Audrey mengambil ponselnya. Tatapan wanita itu terlalih pada fotonya dengan Xander yang ada di layar ponselnya. Senyuman di wajahnya terlukis. Senyuman yang seperti menertawakan dirinya sendiri. Selama ini dirinya menginginkan Xander. Tapi tidak dengan pria itu. Lagi dan lagi sang tunangan selalu menolak dirinya. Lelah? Jelas iya! Audrey lelah. Namun, meski lelah Audrey tak akan pernah melepas Xander. Pria itu adalah cinta pertama dan Audrey ingin pria itu juga menjadi cinta terakhirnya.
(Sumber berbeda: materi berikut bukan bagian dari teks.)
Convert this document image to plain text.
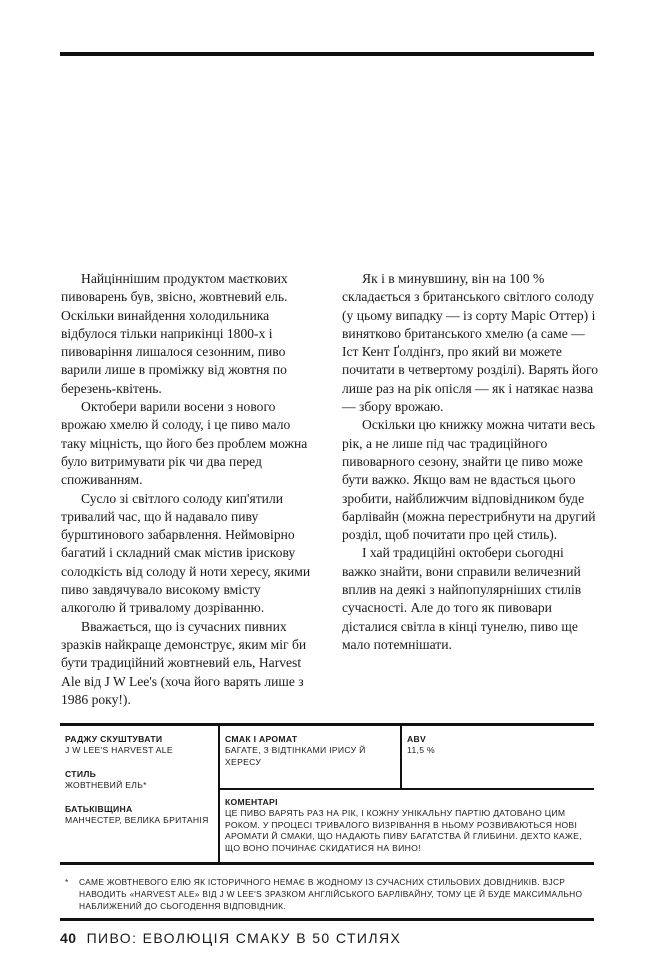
Найціннішим продуктом маєткових пивоварень був, звісно, жовтневий ель. Оскільки винайдення холодильника відбулося тільки наприкінці 1800-х і пивоваріння лишалося сезонним, пиво варили лише в проміжку від жовтня по березень-квітень.

Октобери варили восени з нового врожаю хмелю й солоду, і це пиво мало таку міцність, що його без проблем можна було витримувати рік чи два перед споживанням.

Сусло зі світлого солоду кип'ятили тривалий час, що й надавало пиву бурштинового забарвлення. Неймовірно багатий і складний смак містив ірискову солодкість від солоду й ноти хересу, якими пиво завдячувало високому вмісту алкоголю й тривалому дозріванню.

Вважається, що із сучасних пивних зразків найкраще демонструє, яким міг би бути традиційний жовтневий ель, Harvest Ale від J W Lee's (хоча його варять лише з 1986 року!).

Як і в минувшину, він на 100 % складається з британського світлого солоду (у цьому випадку — із сорту Маріс Оттер) і винятково британського хмелю (а саме — Іст Кент Ґолдінґз, про який ви можете почитати в четвертому розділі). Варять його лише раз на рік опісля — як і натякає назва — збору врожаю.

Оскільки цю книжку можна читати весь рік, а не лише під час традиційного пивоварного сезону, знайти це пиво може бути важко. Якщо вам не вдасться цього зробити, найближчим відповідником буде барлівайн (можна перестрибнути на другий розділ, щоб почитати про цей стиль).

І хай традиційні октобери сьогодні важко знайти, вони справили величезний вплив на деякі з найпопулярніших стилів сучасності. Але до того як пивовари дісталися світла в кінці тунелю, пиво ще мало потемнішати.

РАДЖУ СКУШТУВАТИ
J W LEE'S HARVEST ALE
СТИЛЬ
ЖОВТНЕВИЙ ЕЛЬ*
БАТЬКІВЩИНА
МАНЧЕСТЕР, ВЕЛИКА БРИТАНІЯ
СМАК І АРОМАТ
БАГАТЕ, З ВІДТІНКАМИ ІРИСУ Й ХЕРЕСУ
ABV
11,5 %
КОМЕНТАРІ
ЦЕ ПИВО ВАРЯТЬ РАЗ НА РІК, І КОЖНУ УНІКАЛЬНУ ПАРТІЮ ДАТОВАНО ЦИМ РОКОМ. У ПРОЦЕСІ ТРИВАЛОГО ВИЗРІВАННЯ В НЬОМУ РОЗВИВАЮТЬСЯ НОВІ АРОМАТИ Й СМАКИ, ЩО НАДАЮТЬ ПИВУ БАГАТСТВА Й ГЛИБИНИ. ДЕХТО КАЖЕ, ЩО ВОНО ПОЧИНАЄ СКИДАТИСЯ НА ВИНО!
* САМЕ ЖОВТНЕВОГО ЕЛЮ ЯК ІСТОРИЧНОГО НЕМАЄ В ЖОДНОМУ ІЗ СУЧАСНИХ СТИЛЬОВИХ ДОВІДНИКІВ. BJCP НАВОДИТЬ «HARVEST ALE» ВІД J W LEE'S ЗРАЗКОМ АНГЛІЙСЬКОГО БАРЛІВАЙНУ, ТОМУ ЦЕ Й БУДЕ МАКСИМАЛЬНО НАБЛИЖЕНИЙ ДО СЬОГОДЕННЯ ВІДПОВІДНИК.
40 ПИВО: ЕВОЛЮЦІЯ СМАКУ В 50 СТИЛЯХ
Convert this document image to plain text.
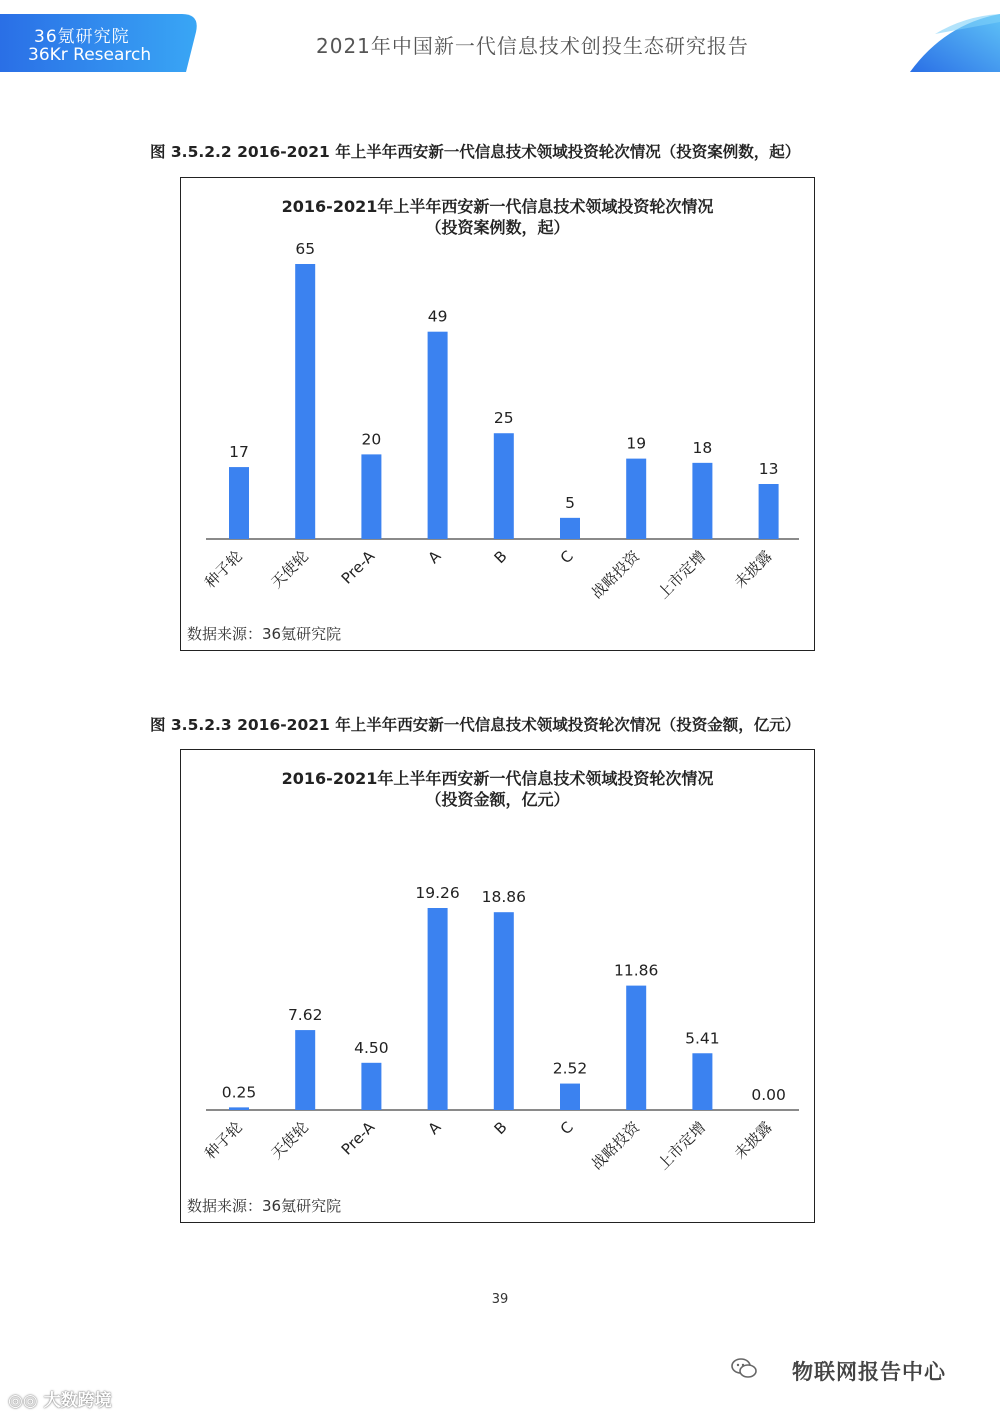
36氪研究院
36Kr Research	2021年中国新一代信息技术创投生态研究报告
图 3.5.2.2 2016-2021 年上半年西安新一代信息技术领域投资轮次情况（投资案例数，起）
2016-2021年上半年西安新一代信息技术领域投资轮次情况
（投资案例数，起）
17
种子轮
65
天使轮
20
Pre-A
49
A
25
B
5
C
19
战略投资
18
上市定增
13
未披露
数据来源：36氪研究院
图 3.5.2.3 2016-2021 年上半年西安新一代信息技术领域投资轮次情况（投资金额，亿元）
2016-2021年上半年西安新一代信息技术领域投资轮次情况
（投资金额，亿元）
0.25
种子轮
7.62
天使轮
4.50
Pre-A
19.26
A
18.86
B
2.52
C
11.86
战略投资
5.41
上市定增
0.00
未披露
数据来源：36氪研究院
39
物联网报告中心
◎◎ 大数跨境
Saat Audrey tengah memerhatikan fotonya dengan Xander; otak Audrey mendorongnya untuk mencari nomor Xander di kontak ponselnya, dan segera menghubungi sang tunangan. Namun, sayangnya tak ada jawaban. Seperti biasa Xander kerap mengabaikannya. Menjawab telepon darinya adalah hal yang tersulit. Sibuk dan sibuk. Itu yang akan selalu dikatakan oleh Xander. Ketika Audrey baru saja ingin menutup panggilan itu, tiba-tiba Audrey mendapatkan jawaban telepon.
“Hallo, Xander?” sapa Audrey setengah mabuk saat panggilan terhubung.
“Audrey, kau di klub malam?” seru Xander dari seberang sana yang tentunya menyadari kalau Audrey berada di klub malam.
“Xander, kau menyebalkan. Kenapa kau selalu saja menunda pernikahan kita?” racau Audrey. Wanita itu sudah berada di dalam pengaruh alkohol.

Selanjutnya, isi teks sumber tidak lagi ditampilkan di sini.